The work was carried out with the aim of applying a Boundary Scale-Space model to brain graphs. A preliminary application of the proposed tool has been conducted on the described database, studying the differences in terms of neural connectivity between the two sexes, adhering to previous scientific studies that have carried out a similar analysis [18,19,20]. Indeed, this initial application of the tool was carried out on healthy subjects with the aim of identifying a group of subjects that could serve as a control group in future studies where differences, not based on sex as conducted in this study, will be analyzed between pathological and physiological subjects or between brain graphs of the same patient but at different stages of the disease.

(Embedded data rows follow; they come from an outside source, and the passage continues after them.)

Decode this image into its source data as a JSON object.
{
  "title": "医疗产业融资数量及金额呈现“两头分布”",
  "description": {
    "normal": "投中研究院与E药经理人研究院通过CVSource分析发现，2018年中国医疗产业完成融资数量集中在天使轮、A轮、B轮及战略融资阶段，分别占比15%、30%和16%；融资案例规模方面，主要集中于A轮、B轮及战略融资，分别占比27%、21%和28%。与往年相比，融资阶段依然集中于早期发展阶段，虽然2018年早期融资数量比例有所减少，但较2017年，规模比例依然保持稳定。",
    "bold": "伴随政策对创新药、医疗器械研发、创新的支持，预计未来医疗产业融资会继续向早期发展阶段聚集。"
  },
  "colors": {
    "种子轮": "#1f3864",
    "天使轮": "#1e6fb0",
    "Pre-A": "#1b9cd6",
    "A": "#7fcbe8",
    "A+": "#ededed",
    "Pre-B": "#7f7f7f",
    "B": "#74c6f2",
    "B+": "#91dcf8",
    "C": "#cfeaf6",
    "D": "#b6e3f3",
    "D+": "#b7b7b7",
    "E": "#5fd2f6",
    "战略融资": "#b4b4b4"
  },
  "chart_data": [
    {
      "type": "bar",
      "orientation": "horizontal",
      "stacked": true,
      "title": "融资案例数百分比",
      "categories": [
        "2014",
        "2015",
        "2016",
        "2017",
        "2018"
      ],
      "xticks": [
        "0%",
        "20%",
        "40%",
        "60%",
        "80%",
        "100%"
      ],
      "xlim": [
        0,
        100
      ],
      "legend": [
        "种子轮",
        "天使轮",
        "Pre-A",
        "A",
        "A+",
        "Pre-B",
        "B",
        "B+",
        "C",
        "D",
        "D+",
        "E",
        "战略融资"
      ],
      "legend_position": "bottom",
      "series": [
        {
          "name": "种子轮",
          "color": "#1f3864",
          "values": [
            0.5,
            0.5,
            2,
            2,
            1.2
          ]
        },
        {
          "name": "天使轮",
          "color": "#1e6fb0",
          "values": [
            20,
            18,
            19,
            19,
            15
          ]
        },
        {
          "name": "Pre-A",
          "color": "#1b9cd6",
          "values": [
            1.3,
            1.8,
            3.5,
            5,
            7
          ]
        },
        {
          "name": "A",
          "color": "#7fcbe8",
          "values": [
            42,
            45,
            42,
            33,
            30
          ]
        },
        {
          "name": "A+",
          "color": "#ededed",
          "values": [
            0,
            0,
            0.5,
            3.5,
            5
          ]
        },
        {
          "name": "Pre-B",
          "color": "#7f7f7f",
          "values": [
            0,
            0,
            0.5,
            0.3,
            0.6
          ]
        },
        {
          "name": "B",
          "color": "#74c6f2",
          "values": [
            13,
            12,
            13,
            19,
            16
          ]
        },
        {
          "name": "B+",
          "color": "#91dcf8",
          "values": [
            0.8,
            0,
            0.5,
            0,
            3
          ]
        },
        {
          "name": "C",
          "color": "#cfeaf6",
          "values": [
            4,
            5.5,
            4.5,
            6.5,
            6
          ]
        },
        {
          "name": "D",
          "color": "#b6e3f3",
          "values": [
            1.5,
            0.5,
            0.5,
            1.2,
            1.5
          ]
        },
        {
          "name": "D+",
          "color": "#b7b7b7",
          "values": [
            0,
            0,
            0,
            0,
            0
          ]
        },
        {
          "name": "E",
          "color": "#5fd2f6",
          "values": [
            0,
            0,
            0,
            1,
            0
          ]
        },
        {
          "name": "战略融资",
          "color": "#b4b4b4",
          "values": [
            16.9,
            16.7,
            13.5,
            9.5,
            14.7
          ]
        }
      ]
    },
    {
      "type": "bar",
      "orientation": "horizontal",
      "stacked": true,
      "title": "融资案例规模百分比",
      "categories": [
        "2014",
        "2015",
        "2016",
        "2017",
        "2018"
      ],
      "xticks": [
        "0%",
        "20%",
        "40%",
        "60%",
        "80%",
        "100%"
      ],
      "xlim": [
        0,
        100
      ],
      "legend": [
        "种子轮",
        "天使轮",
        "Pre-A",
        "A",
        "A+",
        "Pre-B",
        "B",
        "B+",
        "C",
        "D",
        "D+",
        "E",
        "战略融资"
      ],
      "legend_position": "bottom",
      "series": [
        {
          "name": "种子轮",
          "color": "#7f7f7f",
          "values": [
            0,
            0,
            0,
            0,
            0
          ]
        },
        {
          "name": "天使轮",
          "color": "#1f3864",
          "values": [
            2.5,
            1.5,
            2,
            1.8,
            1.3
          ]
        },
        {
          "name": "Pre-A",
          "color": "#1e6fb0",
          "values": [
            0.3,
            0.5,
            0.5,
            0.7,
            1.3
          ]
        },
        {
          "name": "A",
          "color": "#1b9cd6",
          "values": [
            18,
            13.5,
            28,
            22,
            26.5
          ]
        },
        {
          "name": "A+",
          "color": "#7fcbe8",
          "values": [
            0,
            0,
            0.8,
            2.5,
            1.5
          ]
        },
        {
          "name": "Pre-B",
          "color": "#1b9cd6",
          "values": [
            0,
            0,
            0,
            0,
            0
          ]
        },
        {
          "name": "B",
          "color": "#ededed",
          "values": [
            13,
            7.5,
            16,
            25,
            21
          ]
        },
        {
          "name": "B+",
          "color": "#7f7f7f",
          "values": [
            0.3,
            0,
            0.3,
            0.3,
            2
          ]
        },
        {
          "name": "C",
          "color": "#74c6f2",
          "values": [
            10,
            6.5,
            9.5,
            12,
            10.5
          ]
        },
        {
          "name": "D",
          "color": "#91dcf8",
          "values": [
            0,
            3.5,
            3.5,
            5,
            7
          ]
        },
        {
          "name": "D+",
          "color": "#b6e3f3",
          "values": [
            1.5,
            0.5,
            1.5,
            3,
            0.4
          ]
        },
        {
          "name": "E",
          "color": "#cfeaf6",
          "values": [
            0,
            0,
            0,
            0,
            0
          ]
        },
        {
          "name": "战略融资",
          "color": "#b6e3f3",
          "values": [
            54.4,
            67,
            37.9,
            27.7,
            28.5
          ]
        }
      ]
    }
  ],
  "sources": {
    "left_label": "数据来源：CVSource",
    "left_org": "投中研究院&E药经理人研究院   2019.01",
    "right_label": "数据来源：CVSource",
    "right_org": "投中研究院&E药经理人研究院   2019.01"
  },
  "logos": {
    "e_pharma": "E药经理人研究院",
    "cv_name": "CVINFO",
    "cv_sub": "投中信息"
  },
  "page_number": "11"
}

The results presented here demonstrate that the use of the boundary scale model for the analysis of brain graphs has led to a significant expansion of the results of Szalkai B. et al. (2015) [21]. Note that only a small part of the information that can be obtained through the $B{S}^2$ sequence has been employed in this work. We are convinced that the future development of improved scale-space topological methods to quantify the topology of brain networks will provide models capable of describing basic interactions between neuronal ensembles and to predict network topological alterations correlated to cognitive/motor behavior and disease. In fact, due to the generic nature of the mathematical software associated to TSF representations, its impact could be significant in other areas of Biomedical Data Science, like Radiomics Analysis [35] or Knowledge Graphs [36].